Not for one moment do I want any horseman to believe that the one word answer is actually sufficient. Nothing that we do with horses is so perfect that it requires no revision to make it better for these wonderful animals. Meeting their needs while helping them to become educated to the ways of the human, is absolutely essential.
 
One should remind oneself that the elements of dressage were born out of pre-historic wars. Each movement can trace its inception to a time when officers rode large athletic horses along with the foot troops on the battle fields of Asia and Europe. All accounts of the training of these horses would suggest high levels of violence.
 
Carvings in the rocks and later drawings and even the written word would suggest that horses were literally beaten into submission to accomplish elements of dressage that we still see today. These demands are made in riding schools, on bridle paths and most of all in the competition show rings of the world. This is simply not acceptable.
 
My upbringing was in the western part of the United States. I saw my first dressage horses in the late 1940′s. We had a Hollywood actor, Arthur Godfrey, who went off to Germany, fell in love with dressage and brought two high-level competition horses back to California with him.
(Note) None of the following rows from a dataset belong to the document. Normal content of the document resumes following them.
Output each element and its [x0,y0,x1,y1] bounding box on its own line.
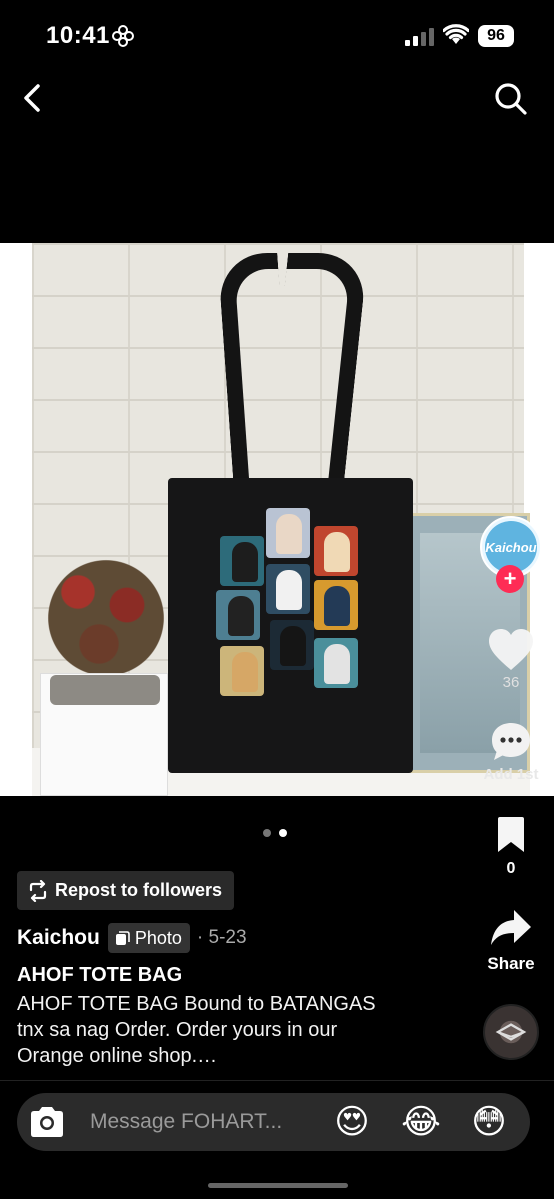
back-icon[interactable] [18,80,48,116]
photo-tag-label: Photo [134,927,182,948]
bag-print [210,508,368,708]
divider [0,1080,554,1081]
like-count: 36 [502,674,520,691]
carousel-dot-active[interactable] [279,829,287,837]
share-icon[interactable] [489,908,533,948]
bookmark-icon[interactable] [495,816,527,854]
print-character [276,570,302,610]
flushed-emoji-button[interactable]: 😳 [469,1102,509,1142]
author-row: Kaichou Photo · 5-23 [17,921,247,955]
post-photo[interactable] [0,243,554,796]
wifi-icon [443,24,469,44]
message-input[interactable] [90,1106,315,1138]
heart-eyes-emoji-button[interactable]: 😍 [332,1102,372,1142]
print-character [232,652,258,692]
repost-icon [29,879,47,902]
flower-icon [112,25,134,47]
bookmark-count: 0 [506,860,516,877]
music-disc-icon[interactable] [483,1004,539,1060]
post-title: AHOF TOTE BAG [17,964,183,986]
carousel-dot[interactable] [263,829,271,837]
repost-button[interactable]: Repost to followers [17,871,234,910]
comment-icon[interactable] [489,720,533,764]
repost-label: Repost to followers [55,880,223,900]
camera-icon[interactable] [27,1104,67,1140]
status-bar: 10:41 96 [0,0,554,70]
print-character [324,532,350,572]
print-character [232,542,258,582]
print-character [280,626,306,666]
print-character [324,644,350,684]
post-date: · 5-23 [196,927,247,948]
comment-label: Add 1st [483,766,539,783]
carousel-indicator [263,829,287,837]
heart-icon[interactable] [487,628,535,672]
photo-tag: Photo [107,923,190,953]
search-icon[interactable] [492,80,528,116]
print-character [276,514,302,554]
home-indicator [208,1183,348,1188]
print-character [228,596,254,636]
post-description[interactable]: AHOF TOTE BAG Bound to BATANGAS tnx sa n… [17,991,407,1069]
follow-button[interactable]: + [496,565,524,593]
plant-foliage [36,553,176,683]
photo-stack-icon [115,930,130,945]
battery-indicator: 96 [478,25,514,47]
username[interactable]: Kaichou [17,926,100,950]
signal-icon [405,28,434,46]
plant-soil [50,675,160,705]
share-label: Share [487,954,535,973]
print-character [324,586,350,626]
laughing-emoji-button[interactable]: 😂 [401,1102,441,1142]
clock-time: 10:41 [46,22,110,49]
photo-border-left [0,243,32,796]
I was amazed by what these horses could do and observed them intensely.
 
Later, while studying my behavioral sciences I was able to see several motion picture accounts of the training of these horses. What I saw was appalling. I suppose I immediately checked dressage off my list of acceptable disciplines. It stayed off my list for about five decades. It was then that I met a wonderful Australian lady called Janice Usherwood.
 
Ms. Usherwood challenged me to observe her techniques for accomplishing world-class pirouettes, piaffe and passage. I have always been one to advise horsemen to keep their minds open and watch for the good things; not dwelling on the bad. Ms. Usherwood called my attention to the fact that I had been operating with a closed mind.
 
Later I would meet and work with Charlotte Bredahl. She went on to win the bronze medal in dressage at the Barcelona Olympics. Charlotte is a kind lady who loves her horses and would never think of acting out in violence with them. I have come to know her much better in recent years and she has taught me much.